Тем временем, Франция создаёт новый механизм – «Европейская инициатива быстрого реагирования». Эта инициатива объединяет государства с реальным оборонным потенциалом, которые готовы его применять. Самое важное: эта новая группа стран будет включать Великобританию даже после её выхода из ЕС. Впрочем, предложенная Макроном концепция европейской армии под центральным командованием на уровне ЕС в обозримом будущем будет оставаться лишь мечтой по одной простой причине: государства редко отказываются от собственных армий добровольно.
Но о более широкой цели Макрона всё же стоит задуматься, поскольку она простирается намного дальше текущих проблем, таких как Трамп или Брексит. Если кратко, Макрон призывает Европу выработать более последовательную и автономную стратегию продвижения собственных интересов в сфере безопасности и обороны в XXI веке.
Надо ли говорить, что такой проект наткнётся на множество препятствий. Угрозу применения Россией ядерного оружия можно сдерживать лишь ядерным оружием США. Хотя французы и британцы не любят это признавать, у них просто недостаточно собственных ядерных арсеналов, и это особенно очевидно сейчас, когда Россия обновляет свои ядерные силы. Помимо обеспечения ядерного сдерживания, США, по всей видимости, будут и дальше оставаться центром командования, контроля и разведки при осуществлении общеконтинентальных операций.
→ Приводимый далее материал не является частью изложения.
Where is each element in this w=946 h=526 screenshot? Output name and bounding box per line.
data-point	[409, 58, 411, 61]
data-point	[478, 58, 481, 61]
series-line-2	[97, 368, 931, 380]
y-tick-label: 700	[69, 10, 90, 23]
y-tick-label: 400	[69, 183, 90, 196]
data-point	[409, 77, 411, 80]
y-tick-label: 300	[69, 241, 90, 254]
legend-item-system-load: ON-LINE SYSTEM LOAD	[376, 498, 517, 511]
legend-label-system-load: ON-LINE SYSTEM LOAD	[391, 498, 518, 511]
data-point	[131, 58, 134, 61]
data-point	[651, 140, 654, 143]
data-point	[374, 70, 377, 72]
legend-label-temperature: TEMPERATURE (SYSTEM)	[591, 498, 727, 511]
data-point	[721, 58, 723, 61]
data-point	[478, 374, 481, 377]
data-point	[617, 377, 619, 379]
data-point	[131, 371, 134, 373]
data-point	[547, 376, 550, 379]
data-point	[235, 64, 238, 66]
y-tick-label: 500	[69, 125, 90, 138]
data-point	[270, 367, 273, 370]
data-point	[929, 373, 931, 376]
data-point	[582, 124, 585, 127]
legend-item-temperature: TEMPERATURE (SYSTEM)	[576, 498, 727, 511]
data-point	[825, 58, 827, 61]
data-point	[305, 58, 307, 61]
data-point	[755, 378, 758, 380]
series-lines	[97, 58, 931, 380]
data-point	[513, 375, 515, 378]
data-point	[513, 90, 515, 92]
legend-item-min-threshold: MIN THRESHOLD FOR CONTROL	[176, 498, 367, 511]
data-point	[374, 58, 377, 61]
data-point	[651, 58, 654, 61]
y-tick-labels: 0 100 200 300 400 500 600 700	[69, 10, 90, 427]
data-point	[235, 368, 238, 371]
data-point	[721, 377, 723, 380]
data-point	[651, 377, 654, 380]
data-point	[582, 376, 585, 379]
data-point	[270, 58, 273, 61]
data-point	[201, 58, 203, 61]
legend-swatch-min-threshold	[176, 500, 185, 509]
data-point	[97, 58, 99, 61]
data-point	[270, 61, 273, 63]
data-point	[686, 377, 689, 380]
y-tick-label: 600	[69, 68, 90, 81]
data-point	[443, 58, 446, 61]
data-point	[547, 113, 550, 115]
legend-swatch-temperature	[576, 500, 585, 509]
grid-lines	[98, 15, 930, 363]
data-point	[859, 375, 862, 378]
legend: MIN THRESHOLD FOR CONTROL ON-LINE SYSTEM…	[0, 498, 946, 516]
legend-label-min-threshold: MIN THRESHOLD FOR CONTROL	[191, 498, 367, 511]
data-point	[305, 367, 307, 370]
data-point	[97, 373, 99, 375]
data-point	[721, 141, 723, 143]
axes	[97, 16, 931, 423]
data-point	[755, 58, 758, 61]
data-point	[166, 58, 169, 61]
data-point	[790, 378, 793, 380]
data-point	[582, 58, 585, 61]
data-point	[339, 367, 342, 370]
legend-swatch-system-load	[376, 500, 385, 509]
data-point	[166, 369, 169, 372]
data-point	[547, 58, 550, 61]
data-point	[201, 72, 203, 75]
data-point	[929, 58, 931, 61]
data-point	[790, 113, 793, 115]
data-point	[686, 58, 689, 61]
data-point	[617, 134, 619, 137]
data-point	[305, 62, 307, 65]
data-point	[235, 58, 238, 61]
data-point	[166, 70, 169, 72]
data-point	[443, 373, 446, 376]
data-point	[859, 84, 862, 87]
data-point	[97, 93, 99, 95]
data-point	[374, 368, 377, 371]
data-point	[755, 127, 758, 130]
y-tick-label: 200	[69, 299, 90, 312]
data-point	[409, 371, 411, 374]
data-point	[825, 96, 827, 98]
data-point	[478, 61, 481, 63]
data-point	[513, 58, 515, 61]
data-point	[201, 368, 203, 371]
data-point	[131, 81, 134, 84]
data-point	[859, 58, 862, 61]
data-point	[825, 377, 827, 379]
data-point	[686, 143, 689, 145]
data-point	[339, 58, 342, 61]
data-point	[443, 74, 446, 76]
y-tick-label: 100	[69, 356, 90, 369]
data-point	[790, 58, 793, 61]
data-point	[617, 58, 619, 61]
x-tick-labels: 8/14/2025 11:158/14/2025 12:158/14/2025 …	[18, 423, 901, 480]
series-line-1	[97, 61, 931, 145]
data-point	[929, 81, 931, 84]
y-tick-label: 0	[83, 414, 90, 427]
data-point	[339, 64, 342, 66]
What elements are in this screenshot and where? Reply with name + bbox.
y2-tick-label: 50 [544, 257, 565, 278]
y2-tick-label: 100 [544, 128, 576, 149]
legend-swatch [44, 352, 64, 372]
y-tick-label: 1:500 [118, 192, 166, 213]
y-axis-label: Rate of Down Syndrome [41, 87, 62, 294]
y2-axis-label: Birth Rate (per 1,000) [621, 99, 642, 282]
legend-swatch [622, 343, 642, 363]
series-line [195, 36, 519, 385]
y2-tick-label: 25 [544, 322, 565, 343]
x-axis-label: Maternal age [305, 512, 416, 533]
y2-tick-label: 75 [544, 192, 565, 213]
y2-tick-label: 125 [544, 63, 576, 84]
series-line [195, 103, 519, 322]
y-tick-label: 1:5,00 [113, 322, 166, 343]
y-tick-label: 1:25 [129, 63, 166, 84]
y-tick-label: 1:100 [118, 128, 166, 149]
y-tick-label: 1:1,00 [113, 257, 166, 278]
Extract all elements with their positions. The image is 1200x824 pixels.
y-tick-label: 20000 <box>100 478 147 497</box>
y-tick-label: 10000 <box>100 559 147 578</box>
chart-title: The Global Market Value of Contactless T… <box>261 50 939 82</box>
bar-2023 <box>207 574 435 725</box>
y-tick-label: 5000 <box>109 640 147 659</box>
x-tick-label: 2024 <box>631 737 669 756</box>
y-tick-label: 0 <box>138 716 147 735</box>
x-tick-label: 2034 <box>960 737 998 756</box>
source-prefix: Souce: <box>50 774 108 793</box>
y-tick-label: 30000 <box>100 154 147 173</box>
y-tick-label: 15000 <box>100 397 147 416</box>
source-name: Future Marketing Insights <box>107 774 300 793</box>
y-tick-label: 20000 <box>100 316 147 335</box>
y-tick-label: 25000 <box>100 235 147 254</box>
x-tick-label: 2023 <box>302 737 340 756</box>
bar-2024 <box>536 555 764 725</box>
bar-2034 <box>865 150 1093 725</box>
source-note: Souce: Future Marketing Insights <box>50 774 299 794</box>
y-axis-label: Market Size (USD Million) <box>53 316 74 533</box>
Кроме того, европейцам придётся урегулировать целый ряд внутренних противоречий. Германия будет настаивать, чтобы все новые программы осуществлялись структурами ЕС, а все операции обязательно одобрялись парламентом. Но британцы перестанут входить в ЕС, а кроме того, они сохранят скептическое отношение к французским идеям стратегической автономности, поскольку это предполагает ослабление НАТО. То же самое касается восточных стран ЕС, которые ещё меньше желают разрыва связей с НАТО или с США.
Несмотря на все эти трудности, явно формируется консенсус по поводу необходимости реструктуризации европейской обороны. Внешним предлогом для этого является возрастание угрозы со стороны России, Китая и Ближнего Востока (в широком определении). Однако неприятная реальность состоит в том, что возобновление интереса к военной интеграции является ещё и следствием ослабления стратегических позиций Европы из-за Брексита и – отчасти – Трампа.
Я ожидаю, что именно французская – а не европейская – армия будет маршировать по Елисейским полям в день взятия Бастилии ещё много десятилетий. Но я также ожидаю, что европейские страны начнут более убедительно защищать свой суверенитет и будут действовать коллективно в вопросах безопасности.